Atmos is a strategic platform for EMC and has a host of features and capabilities that make an app developer's life easier. Atmos supports the Atmos REST API as well as Amazon S3. The object semantics of Atmos make developing Web, mobile and cloud apps easier and a lot less risky. One of the key differences between Atmos and ECS is that, in addition to Object, ECS supports HDFS and Block protocols (and will add File in the future). In addition, Atmos supports either Geo-mirror or geo-parity (distributed erasure coding)  ECS uses a hybrid approach described in my previous post.

So, which one is better? The answer as always is, "It depends". It depends on application architecture and a host of other considerations. But some of the new developer-centric features that ViPR Services 2.0 and the ECS appliance bring include:

  • Buckets of data span sites and feature strong consistency. The ECS appliance provides the ability to read from and write to any site. In contrast, Atmos is eventually consistent (as are most object storage platforms). In the  eventually consistent model, the developer is responsible for contending with the possibility of a "stale read". There is always a trade-off between performance and consistency - ECS optimizes for both - it features strong consistency without imposing a significant performance penalty.  
  • ECS supports Block and HDFS access, and ECS supports OpenStack Swift in addition to Amazon S3 and Atmos object APIs.
  • ViPR Services stores objects in append-only containers and features the ability to atomically append an object. This enables simultaneous updates to an object while maintaining consistency and returning the latest version.
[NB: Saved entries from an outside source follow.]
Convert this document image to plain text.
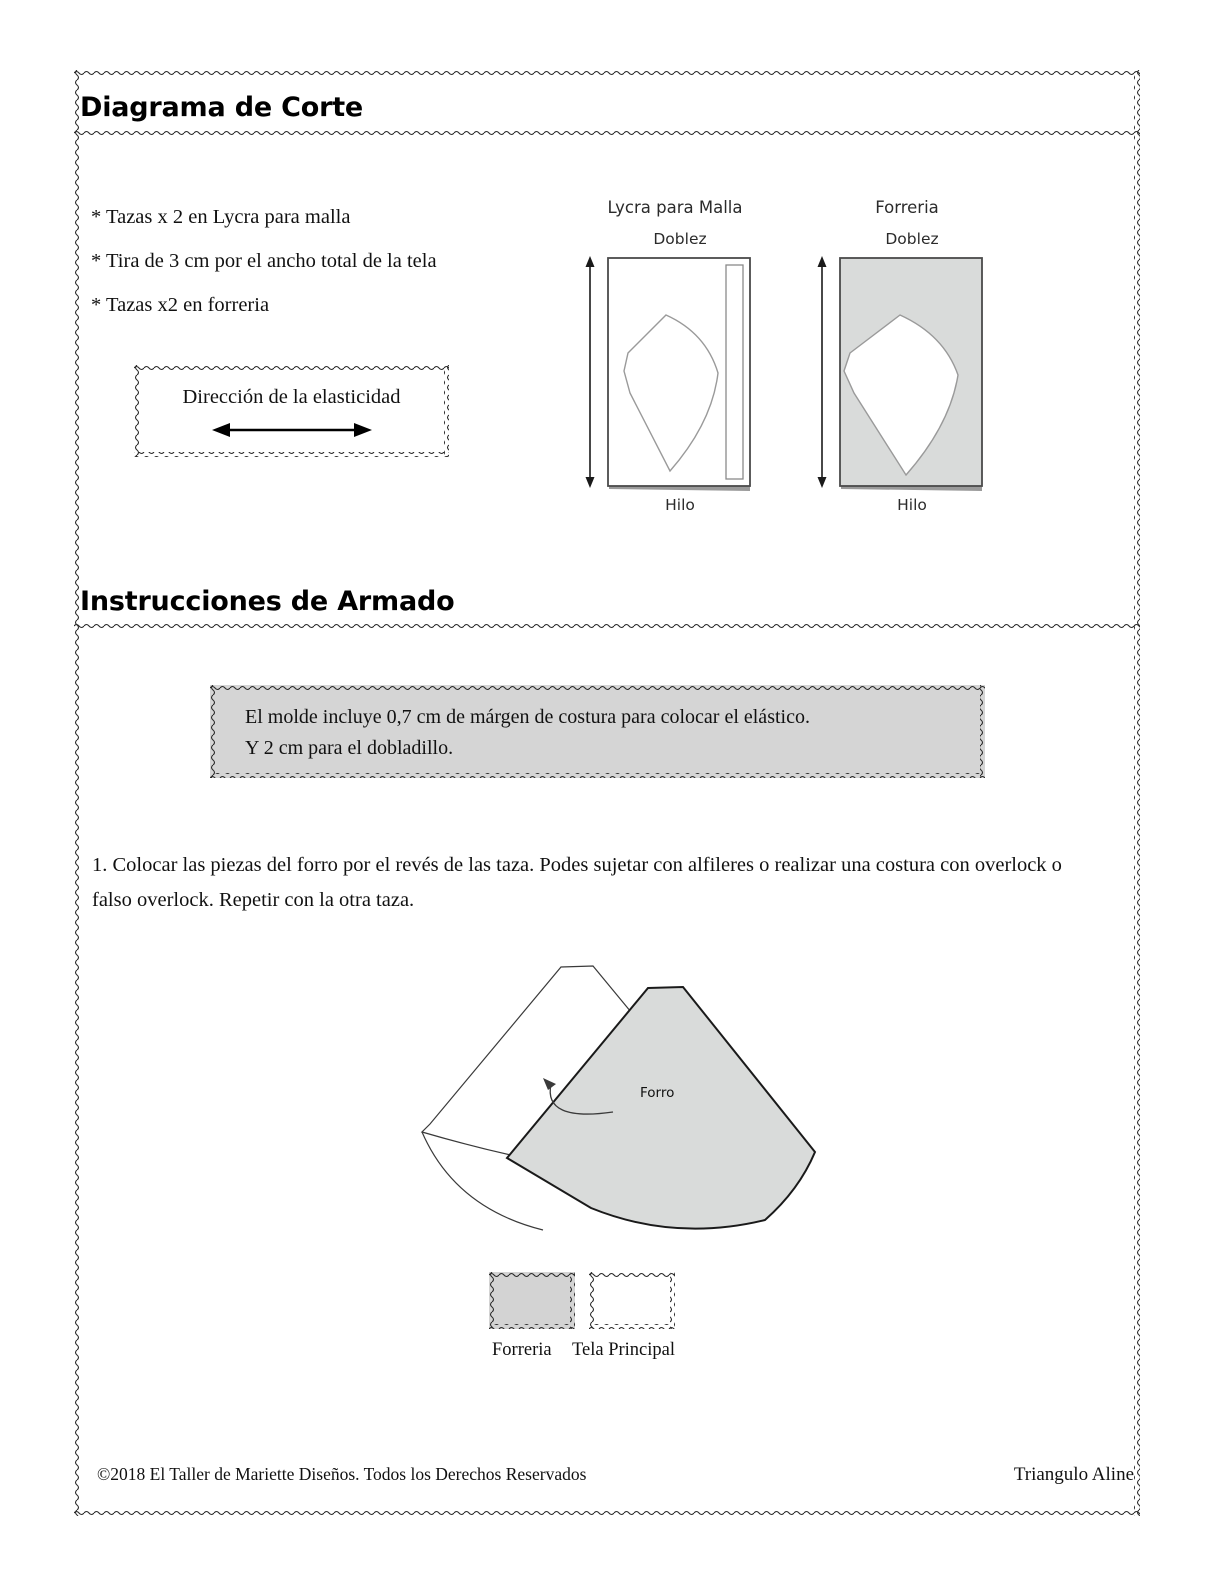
Diagrama de Corte
* Tazas x 2 en Lycra para malla
* Tira de 3 cm por el ancho total de la tela
* Tazas x2 en forreria
Dirección de la elasticidad
Lycra para Malla
Doblez
Hilo
Forreria
Doblez
Hilo
Instrucciones de Armado
El molde incluye 0,7 cm de márgen de costura para colocar el elástico.
Y 2 cm para el dobladillo.
1. Colocar las piezas del forro por el revés de las taza. Podes sujetar con alfileres o realizar una costura con overlock o falso overlock. Repetir con la otra taza.
Forro
Forreria Tela Principal
©2018 El Taller de Mariette Diseños. Todos los Derechos Reservados	Triangulo Aline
So, again, it depends. The good news for Atmos customers is that they are already on the on-ramp to the ECS appliance. EMC has a host of new capabilities, features, and updates planned for Atmos. Moving forward, ViPR will add support for Atmos arrays as ViPR managed arrays. Looking ahead, customers will be able to expand their object pool to additional resources and get access to the new features in ViPR (such as HDFS and file access). It's an exciting time to be working with Atmos, ViPR and the ECS appliance. Our focus on helping developers create 3rd Platform applications for Web, mobile and Big Data use cases has never been greater. Atmos has been a tremendous success in that regard and now EMC is making a leap forward with ViPR 2.0 and the ECS Appliance.

89 Posts

July 7th, 2014 06:00

Download ViPR 2.0 now for free.

To help you get a better understanding of this new release, we’ve posted ViPR 2.0 for download at no-charge, with no time limit. Use the prescriptive how-to videos posted to the ViPR Community to learn about many of the new features; check-out the new documentation also on the ViPR Community for even more information.

Once you’ve had a chance to try this new release, post your questions here or on the ViPR Community to get answers from ViPR subject-matter experts from product management and engineering.

1 Message

July 27th, 2014 20:00

does Atmos CDP support ViPR? or when will a similar cloud delivery platform be provided?

or is similar "as a service" abilities already built into ViPR?  I only saw ACL's which is not the same

28 Posts

July 28th, 2014 09:00


Thank you for the question. ViPR Controller includes its own self-service portal with cloud storage-as-a-service capabilities such as self-service access, multi-tenancy, metering, chargeback, etc. Customers can use the ViPR user portal or can integrate ViPR with an existing cloud stack from VMware, OpenStack or Microsoft Hyper-V. Atmos Cloud Delivery Platform is an add-on to Atmos to offer cloud storage-as-a-service for Atmos only environments.